Rule of thumb: More sequences = more memory needed

GPU Utilization

  • Single sequence: May underutilize GPU
  • Multiple sequences: Better GPU utilization
  • Too many sequences: May exceed VRAM, causing slowdown

Optimal Number of Sequences

Depends on:

  • Available VRAM
  • Model size
  • Context length
  • Batch size

Typical: 2-8 sequences for consumer GPUs

Limitations & Considerations

1. Shared Context Limit

All sequences share the same context memory pool:

Total context size: 8192 tokens
Sequence 1: 4096 tokens
Sequence 2: 4096 tokens
Maximum distribution!

2. Not True Parallelism for CPU

On CPU-only systems, sequences are interleaved, not truly parallel. Still provides better overall throughput.

3. Model Loading Overhead

The model is loaded once and shared, which is efficient. But initial loading still takes time.
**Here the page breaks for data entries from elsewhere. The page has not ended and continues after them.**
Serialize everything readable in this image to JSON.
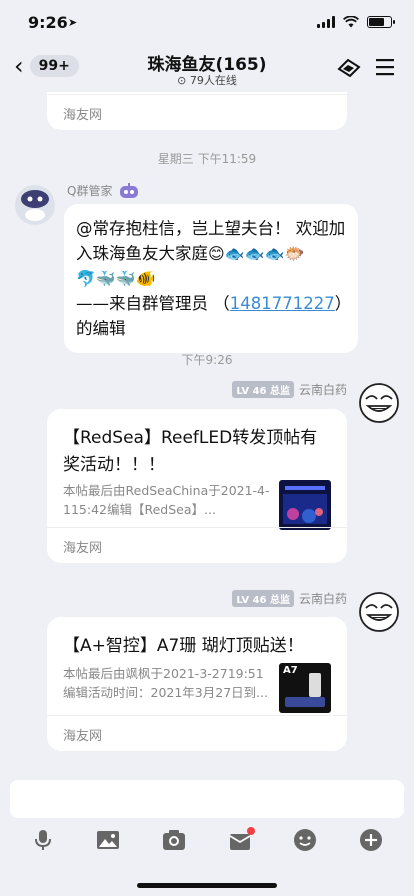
{
  "status_bar": {
    "time": "9:26"
  },
  "nav": {
    "back_count": "99+",
    "title": "珠海鱼友(165)",
    "online": "79人在线"
  },
  "messages": {
    "top_card_footer": "海友网",
    "time1": "星期三 下午11:59",
    "bot": {
      "name": "Q群管家",
      "line1": "@常存抱柱信，岂上望夫台！ 欢迎加入珠海鱼友大家庭",
      "emoji1": "😊🐟🐟🐟🐡",
      "emoji2": "🐬🐳🐳🐠",
      "line3_prefix": "——来自群管理员 （",
      "line3_link": "1481771227",
      "line3_suffix": "）的编辑"
    },
    "time2": "下午9:26",
    "card1": {
      "sender_level": "LV 46",
      "sender_title": "总监",
      "sender_name": "云南白药",
      "title": "【RedSea】ReefLED转发顶帖有奖活动！！！",
      "desc": "本帖最后由RedSeaChina于2021-4-115:42编辑【RedSea】...",
      "footer": "海友网"
    },
    "card2": {
      "sender_level": "LV 46",
      "sender_title": "总监",
      "sender_name": "云南白药",
      "title": "【A+智控】A7珊 瑚灯顶贴送！",
      "desc": "本帖最后由飒枫于2021-3-2719:51 编辑活动时间：2021年3月27日到...",
      "thumb_label": "A7",
      "footer": "海友网"
    }
  },
  "toolbar": {
    "icons": [
      "microphone-icon",
      "image-icon",
      "camera-icon",
      "red-packet-icon",
      "emoji-icon",
      "plus-icon"
    ]
  },
  "colors": {
    "background": "#eef0f5",
    "link": "#3a8bd6",
    "badge": "#b9bdc8",
    "notification": "#f04040"
  }
}
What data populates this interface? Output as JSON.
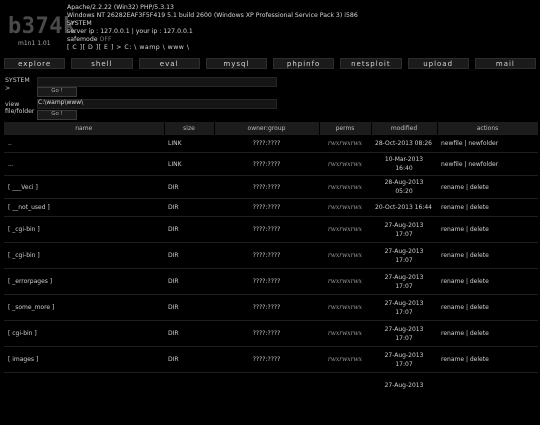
{
  "logo": {
    "text": "b374k",
    "version": "m1n1 1.01"
  },
  "server": {
    "line1": "Apache/2.2.22 (Win32) PHP/5.3.13",
    "line2": "Windows NT 26282EAF3F5F419 5.1 build 2600 (Windows XP Professional Service Pack 3) i586",
    "line3": "SYSTEM",
    "line4": "server ip : 127.0.0.1 | your ip : 127.0.0.1",
    "safemode_label": "safemode",
    "safemode_value": "OFF",
    "drives": [
      "[ C ]",
      "[ D ]",
      "[ E ]"
    ],
    "path": "> C: \\ wamp \\ www \\"
  },
  "menu": [
    "explore",
    "shell",
    "eval",
    "mysql",
    "phpinfo",
    "netsploit",
    "upload",
    "mail"
  ],
  "shell": {
    "label1": "SYSTEM",
    "label2": ">",
    "go": "Go !"
  },
  "view": {
    "label1": "view",
    "label2": "file/folder",
    "value": "C:\\wamp\\www\\",
    "go": "Go !"
  },
  "table": {
    "headers": [
      "name",
      "size",
      "owner:group",
      "perms",
      "modified",
      "actions"
    ],
    "rows": [
      {
        "name": "..",
        "size": "LINK",
        "owner": "????:????",
        "perms": "rwxrwxrwx",
        "mod1": "28-Oct-2013 08:26",
        "mod2": "",
        "actions": "newfile | newfolder"
      },
      {
        "name": "...",
        "size": "LINK",
        "owner": "????:????",
        "perms": "rwxrwxrwx",
        "mod1": "10-Mar-2013",
        "mod2": "16:40",
        "actions": "newfile | newfolder"
      },
      {
        "name": "[ ___Veci ]",
        "size": "DIR",
        "owner": "????:????",
        "perms": "rwxrwxrwx",
        "mod1": "28-Aug-2013",
        "mod2": "05:20",
        "actions": "rename | delete"
      },
      {
        "name": "[ __not_used ]",
        "size": "DIR",
        "owner": "????:????",
        "perms": "rwxrwxrwx",
        "mod1": "20-Oct-2013 16:44",
        "mod2": "",
        "actions": "rename | delete"
      },
      {
        "name": "[ _cgi-bin ]",
        "size": "DIR",
        "owner": "????:????",
        "perms": "rwxrwxrwx",
        "mod1": "27-Aug-2013",
        "mod2": "17:07",
        "actions": "rename | delete"
      },
      {
        "name": "[ _cgi-bin ]",
        "size": "DIR",
        "owner": "????:????",
        "perms": "rwxrwxrwx",
        "mod1": "27-Aug-2013",
        "mod2": "17:07",
        "actions": "rename | delete"
      },
      {
        "name": "[ _errorpages ]",
        "size": "DIR",
        "owner": "????:????",
        "perms": "rwxrwxrwx",
        "mod1": "27-Aug-2013",
        "mod2": "17:07",
        "actions": "rename | delete"
      },
      {
        "name": "[ _some_more ]",
        "size": "DIR",
        "owner": "????:????",
        "perms": "rwxrwxrwx",
        "mod1": "27-Aug-2013",
        "mod2": "17:07",
        "actions": "rename | delete"
      },
      {
        "name": "[ cgi-bin ]",
        "size": "DIR",
        "owner": "????:????",
        "perms": "rwxrwxrwx",
        "mod1": "27-Aug-2013",
        "mod2": "17:07",
        "actions": "rename | delete"
      },
      {
        "name": "[ images ]",
        "size": "DIR",
        "owner": "????:????",
        "perms": "rwxrwxrwx",
        "mod1": "27-Aug-2013",
        "mod2": "17:07",
        "actions": "rename | delete"
      },
      {
        "name": "",
        "size": "",
        "owner": "",
        "perms": "",
        "mod1": "27-Aug-2013",
        "mod2": "",
        "actions": ""
      }
    ]
  }
}
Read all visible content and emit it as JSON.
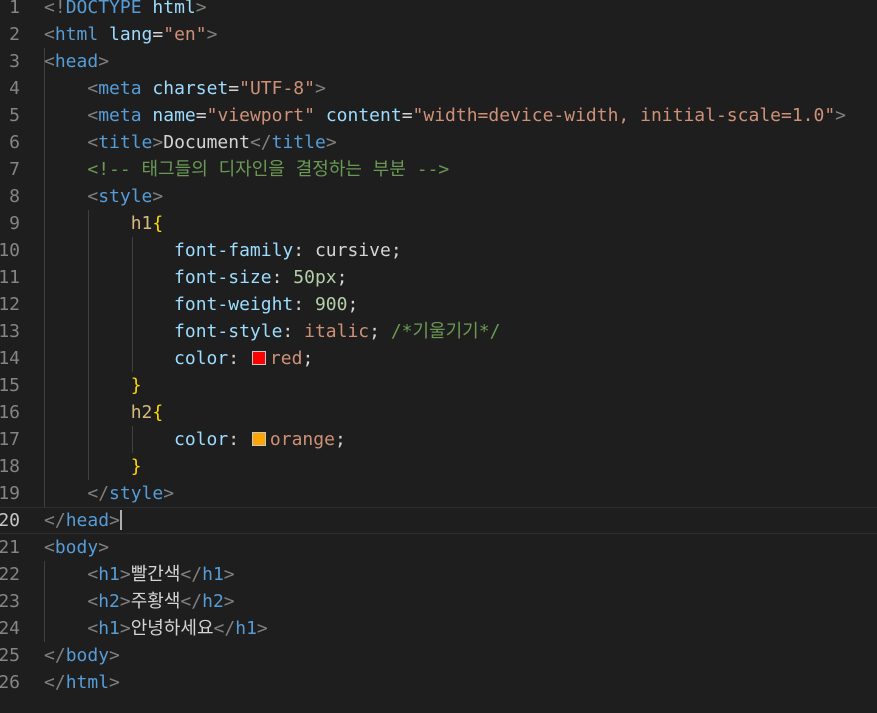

Why This Matters for AI Agents

Efficiency in Production

Real-world agent systems need to:

  • Handle multiple requests concurrently
  • Respond quickly to users
  • Make efficient use of hardware

Multi-Agent Architectures

Complex agent systems often have:

  • Planner agent: Thinks about strategy
  • Executor agent: Takes actions
  • Critic agent: Evaluates results

These can run in parallel using separate sequences.

Scalability

This pattern is the foundation for:

  • Web services with multiple users
  • Batch processing of data
  • Distributed agent systems

Best Practices

  1. Match sequences to workload: Don’t create more than you need
  2. Monitor memory usage: Each sequence consumes VRAM
  3. Use appropriate batch size: Balance speed vs. memory
  4. Clean up resources: Always dispose when done
  5. Handle errors: Wrap Promise.all in try-catch

Expected Output

Running this script should output something like:

User: Hi there, how are you?
AI: Hello! I'm doing well, thank you for asking...

User: How much is 6+6?
AI: 12

Both responses appear quickly because they were processed simultaneously!